Crohn’s disease (CD) is a chronic relapsing intestinal inflammatory disorder that results from an abnormal mucosal immune response against intestinal bacteria in genetically susceptible individuals. Several susceptibility genes have been linked to CD, most of which are involved in host responses to bacteria. Although associated with CD, it is unclear whether dysbiosis is a consequence of intestinal inflammation or plays a causal role in disease. It is also uncertain whether overall dysbiosis or specific bacteria trigger disease in genetically susceptible individuals. To address these questions, we used mutant mice that harbor mutations in two anti-microbial genes associated with increased susceptibility to CD (i.e. Nod2 and phagocyte NAPDH oxidase) to study host-microbial interactions required for disease development.

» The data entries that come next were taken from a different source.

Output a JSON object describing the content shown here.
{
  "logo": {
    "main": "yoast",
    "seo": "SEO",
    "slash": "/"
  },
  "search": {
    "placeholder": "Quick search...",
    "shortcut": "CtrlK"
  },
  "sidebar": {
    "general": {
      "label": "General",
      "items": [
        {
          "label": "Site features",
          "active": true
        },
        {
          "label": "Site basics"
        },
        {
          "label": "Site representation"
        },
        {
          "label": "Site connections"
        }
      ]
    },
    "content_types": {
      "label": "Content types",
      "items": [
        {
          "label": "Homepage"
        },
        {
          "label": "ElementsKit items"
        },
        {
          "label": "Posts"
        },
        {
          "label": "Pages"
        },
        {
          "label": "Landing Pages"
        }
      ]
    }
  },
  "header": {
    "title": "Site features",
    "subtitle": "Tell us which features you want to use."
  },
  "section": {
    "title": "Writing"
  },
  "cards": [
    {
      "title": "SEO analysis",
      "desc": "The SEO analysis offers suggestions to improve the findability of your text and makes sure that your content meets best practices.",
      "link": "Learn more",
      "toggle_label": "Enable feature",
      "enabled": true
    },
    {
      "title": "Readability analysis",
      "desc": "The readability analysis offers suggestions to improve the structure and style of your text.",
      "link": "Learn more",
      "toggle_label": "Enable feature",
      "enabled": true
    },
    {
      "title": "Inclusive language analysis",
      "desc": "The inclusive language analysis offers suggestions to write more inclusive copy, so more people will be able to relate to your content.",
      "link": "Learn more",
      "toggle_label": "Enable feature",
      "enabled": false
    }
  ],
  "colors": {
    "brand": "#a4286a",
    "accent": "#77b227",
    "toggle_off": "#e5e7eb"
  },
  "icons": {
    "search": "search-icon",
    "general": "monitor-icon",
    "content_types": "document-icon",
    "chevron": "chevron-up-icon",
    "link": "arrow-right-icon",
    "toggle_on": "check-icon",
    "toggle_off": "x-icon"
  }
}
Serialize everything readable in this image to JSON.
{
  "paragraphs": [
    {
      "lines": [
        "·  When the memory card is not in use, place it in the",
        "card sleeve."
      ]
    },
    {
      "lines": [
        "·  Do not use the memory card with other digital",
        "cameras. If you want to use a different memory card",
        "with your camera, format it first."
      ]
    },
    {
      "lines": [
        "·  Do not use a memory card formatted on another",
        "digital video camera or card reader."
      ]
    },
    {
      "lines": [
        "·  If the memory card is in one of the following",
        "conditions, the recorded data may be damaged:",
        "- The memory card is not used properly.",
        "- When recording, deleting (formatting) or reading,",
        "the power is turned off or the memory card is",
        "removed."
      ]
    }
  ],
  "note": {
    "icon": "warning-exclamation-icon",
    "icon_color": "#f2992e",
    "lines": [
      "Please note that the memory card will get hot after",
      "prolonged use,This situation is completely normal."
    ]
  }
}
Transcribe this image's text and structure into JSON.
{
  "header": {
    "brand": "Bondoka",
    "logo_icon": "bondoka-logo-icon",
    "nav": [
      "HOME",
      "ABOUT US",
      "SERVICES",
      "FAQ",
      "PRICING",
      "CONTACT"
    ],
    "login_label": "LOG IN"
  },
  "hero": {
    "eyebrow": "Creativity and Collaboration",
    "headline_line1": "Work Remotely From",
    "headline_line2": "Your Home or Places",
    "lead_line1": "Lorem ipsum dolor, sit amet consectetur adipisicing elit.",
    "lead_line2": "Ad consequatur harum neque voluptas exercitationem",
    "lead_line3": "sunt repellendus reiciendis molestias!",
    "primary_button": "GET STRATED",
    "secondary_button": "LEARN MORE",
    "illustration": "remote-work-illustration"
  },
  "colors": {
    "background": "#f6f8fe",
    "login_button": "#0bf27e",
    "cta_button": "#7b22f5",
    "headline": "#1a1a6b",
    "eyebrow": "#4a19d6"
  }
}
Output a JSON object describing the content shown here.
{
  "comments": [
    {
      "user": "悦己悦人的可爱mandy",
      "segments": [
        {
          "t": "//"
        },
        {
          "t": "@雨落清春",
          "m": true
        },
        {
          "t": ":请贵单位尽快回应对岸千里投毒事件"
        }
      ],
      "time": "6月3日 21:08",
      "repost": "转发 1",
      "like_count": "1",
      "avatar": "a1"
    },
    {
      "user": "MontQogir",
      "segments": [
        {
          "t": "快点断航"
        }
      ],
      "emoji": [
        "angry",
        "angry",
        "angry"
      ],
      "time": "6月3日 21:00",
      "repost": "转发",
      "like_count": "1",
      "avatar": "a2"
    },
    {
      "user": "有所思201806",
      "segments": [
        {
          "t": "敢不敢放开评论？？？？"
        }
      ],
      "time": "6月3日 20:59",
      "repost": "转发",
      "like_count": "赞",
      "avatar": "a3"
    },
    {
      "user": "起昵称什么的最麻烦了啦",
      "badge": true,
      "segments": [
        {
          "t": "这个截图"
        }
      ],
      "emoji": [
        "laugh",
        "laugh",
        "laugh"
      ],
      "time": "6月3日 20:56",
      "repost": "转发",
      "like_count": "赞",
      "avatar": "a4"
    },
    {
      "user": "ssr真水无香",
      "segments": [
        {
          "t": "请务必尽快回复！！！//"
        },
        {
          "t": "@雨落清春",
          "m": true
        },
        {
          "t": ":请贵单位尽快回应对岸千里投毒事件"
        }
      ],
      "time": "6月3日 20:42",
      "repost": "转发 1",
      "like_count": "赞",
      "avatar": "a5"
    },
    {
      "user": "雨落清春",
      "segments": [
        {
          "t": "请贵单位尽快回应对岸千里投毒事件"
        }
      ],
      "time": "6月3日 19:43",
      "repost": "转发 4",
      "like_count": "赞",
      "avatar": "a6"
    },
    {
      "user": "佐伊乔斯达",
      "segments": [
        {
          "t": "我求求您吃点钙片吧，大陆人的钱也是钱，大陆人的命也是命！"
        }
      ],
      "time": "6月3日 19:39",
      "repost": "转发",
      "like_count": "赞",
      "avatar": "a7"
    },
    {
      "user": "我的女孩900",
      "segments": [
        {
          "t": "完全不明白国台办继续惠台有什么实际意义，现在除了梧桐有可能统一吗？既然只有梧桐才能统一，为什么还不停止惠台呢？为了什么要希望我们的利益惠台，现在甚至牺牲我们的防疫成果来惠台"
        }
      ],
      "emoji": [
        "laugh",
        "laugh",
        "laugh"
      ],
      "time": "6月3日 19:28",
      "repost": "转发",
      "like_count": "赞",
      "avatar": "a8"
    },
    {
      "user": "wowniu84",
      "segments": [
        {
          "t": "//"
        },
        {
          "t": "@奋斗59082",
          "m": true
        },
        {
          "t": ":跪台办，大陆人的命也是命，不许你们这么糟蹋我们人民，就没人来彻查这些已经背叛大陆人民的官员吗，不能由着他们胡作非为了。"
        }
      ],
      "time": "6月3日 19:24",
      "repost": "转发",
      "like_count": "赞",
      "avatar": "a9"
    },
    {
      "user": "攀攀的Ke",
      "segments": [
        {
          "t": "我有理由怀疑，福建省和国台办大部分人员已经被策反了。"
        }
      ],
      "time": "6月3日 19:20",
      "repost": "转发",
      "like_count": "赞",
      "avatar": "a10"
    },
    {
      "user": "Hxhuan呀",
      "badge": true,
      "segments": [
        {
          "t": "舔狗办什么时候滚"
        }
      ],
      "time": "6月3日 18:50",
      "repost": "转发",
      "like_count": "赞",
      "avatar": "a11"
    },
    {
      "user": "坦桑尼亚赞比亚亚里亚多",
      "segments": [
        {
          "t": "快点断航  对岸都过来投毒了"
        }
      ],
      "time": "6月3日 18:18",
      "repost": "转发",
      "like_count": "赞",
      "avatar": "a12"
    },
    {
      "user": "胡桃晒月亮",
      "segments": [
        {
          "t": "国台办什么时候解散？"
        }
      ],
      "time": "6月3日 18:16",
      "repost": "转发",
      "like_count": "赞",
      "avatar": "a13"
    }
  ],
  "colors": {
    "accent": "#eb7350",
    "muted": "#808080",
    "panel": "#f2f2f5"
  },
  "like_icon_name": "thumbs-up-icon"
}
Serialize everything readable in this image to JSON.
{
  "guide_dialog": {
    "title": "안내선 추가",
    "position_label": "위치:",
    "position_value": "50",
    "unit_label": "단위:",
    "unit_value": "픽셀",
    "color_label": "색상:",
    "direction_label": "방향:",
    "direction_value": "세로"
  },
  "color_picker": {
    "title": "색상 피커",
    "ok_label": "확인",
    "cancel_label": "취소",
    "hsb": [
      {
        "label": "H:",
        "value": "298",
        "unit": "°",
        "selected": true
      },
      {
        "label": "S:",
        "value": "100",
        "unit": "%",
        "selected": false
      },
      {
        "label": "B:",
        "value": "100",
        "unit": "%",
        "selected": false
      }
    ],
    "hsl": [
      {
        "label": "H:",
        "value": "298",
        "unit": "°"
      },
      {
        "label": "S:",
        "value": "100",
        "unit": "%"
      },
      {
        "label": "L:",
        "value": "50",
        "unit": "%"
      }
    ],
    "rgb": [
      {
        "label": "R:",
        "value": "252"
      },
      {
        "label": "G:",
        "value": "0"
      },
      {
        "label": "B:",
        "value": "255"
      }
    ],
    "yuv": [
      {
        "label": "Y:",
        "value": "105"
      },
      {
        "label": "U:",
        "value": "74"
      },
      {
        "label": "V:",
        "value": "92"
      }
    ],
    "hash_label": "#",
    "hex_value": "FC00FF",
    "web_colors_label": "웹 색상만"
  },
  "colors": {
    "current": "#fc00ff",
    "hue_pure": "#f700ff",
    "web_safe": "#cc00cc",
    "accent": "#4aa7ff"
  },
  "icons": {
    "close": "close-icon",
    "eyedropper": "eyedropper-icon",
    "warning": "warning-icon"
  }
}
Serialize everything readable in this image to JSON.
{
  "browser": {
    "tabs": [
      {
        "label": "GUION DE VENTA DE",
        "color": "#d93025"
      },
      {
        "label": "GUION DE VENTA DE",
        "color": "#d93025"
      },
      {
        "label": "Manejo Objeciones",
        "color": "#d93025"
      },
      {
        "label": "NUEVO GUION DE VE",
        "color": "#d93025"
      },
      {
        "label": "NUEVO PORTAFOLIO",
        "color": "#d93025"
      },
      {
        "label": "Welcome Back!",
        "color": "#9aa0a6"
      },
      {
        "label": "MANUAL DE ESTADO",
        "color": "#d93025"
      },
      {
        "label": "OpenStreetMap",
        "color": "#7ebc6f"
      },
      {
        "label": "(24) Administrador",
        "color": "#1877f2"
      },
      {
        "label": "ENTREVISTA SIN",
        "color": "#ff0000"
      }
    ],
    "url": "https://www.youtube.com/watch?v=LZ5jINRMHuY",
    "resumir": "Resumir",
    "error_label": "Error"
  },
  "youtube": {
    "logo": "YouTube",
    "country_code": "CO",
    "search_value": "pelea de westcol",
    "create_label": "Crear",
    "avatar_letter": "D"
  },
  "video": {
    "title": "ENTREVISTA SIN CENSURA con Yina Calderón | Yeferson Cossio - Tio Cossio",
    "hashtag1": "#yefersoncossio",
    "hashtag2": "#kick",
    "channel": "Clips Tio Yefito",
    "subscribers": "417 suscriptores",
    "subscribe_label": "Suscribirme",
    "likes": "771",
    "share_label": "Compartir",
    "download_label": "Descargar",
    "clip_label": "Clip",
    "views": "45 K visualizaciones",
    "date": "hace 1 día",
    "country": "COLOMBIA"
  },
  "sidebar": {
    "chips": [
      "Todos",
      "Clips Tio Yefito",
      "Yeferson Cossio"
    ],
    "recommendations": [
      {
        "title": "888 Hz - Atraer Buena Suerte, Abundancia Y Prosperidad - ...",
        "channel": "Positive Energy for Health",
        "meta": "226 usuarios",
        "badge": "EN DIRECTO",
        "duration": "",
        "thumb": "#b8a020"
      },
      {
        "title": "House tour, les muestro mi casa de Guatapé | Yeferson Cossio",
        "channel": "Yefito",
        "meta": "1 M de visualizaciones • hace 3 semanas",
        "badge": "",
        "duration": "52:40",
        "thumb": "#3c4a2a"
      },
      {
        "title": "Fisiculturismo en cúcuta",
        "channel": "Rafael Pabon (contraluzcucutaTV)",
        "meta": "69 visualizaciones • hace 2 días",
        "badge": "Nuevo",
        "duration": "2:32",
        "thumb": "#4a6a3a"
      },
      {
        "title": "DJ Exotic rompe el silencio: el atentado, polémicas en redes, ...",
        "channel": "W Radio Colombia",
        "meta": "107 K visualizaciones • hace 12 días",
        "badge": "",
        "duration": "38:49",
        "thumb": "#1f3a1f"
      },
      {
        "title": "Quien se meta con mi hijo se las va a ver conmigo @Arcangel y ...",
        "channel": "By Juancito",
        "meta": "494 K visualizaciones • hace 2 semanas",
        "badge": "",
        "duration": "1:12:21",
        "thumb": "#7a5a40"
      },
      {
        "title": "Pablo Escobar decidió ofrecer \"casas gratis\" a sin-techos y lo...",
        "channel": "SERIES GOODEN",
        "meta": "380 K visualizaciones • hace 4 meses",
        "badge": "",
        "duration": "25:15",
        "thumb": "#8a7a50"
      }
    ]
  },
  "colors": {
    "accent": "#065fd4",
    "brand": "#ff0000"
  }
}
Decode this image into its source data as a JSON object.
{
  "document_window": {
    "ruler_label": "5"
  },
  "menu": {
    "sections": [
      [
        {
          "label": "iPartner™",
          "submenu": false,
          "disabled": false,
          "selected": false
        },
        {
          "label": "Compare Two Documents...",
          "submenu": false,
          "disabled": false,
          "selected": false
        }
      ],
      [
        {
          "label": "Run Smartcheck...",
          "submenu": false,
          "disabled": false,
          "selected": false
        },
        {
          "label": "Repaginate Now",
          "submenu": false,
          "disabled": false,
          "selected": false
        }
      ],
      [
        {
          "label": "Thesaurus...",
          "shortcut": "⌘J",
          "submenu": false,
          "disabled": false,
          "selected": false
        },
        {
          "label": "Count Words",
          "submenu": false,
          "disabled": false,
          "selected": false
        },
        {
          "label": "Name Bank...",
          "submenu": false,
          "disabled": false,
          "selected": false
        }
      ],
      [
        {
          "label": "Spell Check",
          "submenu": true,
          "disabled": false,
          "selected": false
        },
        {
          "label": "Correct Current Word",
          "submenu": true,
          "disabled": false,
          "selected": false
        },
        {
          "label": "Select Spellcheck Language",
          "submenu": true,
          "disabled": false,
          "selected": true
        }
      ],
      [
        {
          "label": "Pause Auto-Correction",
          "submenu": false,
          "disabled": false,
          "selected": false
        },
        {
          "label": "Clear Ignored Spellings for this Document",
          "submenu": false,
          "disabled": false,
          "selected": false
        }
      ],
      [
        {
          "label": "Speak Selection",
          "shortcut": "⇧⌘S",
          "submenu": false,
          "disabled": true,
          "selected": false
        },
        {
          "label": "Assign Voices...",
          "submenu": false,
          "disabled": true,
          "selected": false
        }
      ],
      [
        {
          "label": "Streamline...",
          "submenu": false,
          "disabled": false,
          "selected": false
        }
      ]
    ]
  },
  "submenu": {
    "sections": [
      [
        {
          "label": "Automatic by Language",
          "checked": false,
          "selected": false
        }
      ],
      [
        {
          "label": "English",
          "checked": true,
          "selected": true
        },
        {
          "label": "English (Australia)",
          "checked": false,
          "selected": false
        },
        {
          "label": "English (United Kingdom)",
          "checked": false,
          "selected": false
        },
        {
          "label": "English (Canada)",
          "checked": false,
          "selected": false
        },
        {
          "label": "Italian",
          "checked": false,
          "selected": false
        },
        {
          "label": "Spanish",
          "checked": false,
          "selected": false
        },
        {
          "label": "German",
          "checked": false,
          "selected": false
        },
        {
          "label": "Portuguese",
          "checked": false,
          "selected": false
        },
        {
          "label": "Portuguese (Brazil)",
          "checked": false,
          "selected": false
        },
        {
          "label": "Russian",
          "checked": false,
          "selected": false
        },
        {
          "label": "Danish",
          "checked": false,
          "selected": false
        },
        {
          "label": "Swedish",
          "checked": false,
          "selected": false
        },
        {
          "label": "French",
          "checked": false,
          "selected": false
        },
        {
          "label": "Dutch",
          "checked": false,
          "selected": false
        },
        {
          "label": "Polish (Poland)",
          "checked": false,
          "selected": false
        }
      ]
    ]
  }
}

No signs of intestinal inflammation occurred in single-mutant mice; however, a combined deficiency in Nod2 and phagocyte NAPDH oxidase activity triggers early-onset spontaneous TH1-type intestinal inflammation in mice with the pathological hallmarks of CD. The pathogenesis of disease is driven by a gram-negative anaerobic bacterium that is typically found in the colonic mucus layer of normal mice. The absence of these two anti-microbial genes leads to a marked accumulation of this bacterium in the gut associated with impaired recruitment of neutrophils and killing of the organism by luminal neutrophils. Mutant mice are protected from disease by maternal immunoglobulins against this bacterium during nursing. Our results provide the first evidence that a specific intestinal microbe can trigger CD-like disease in the presence of impaired clearance of the bacterium by innate immunity.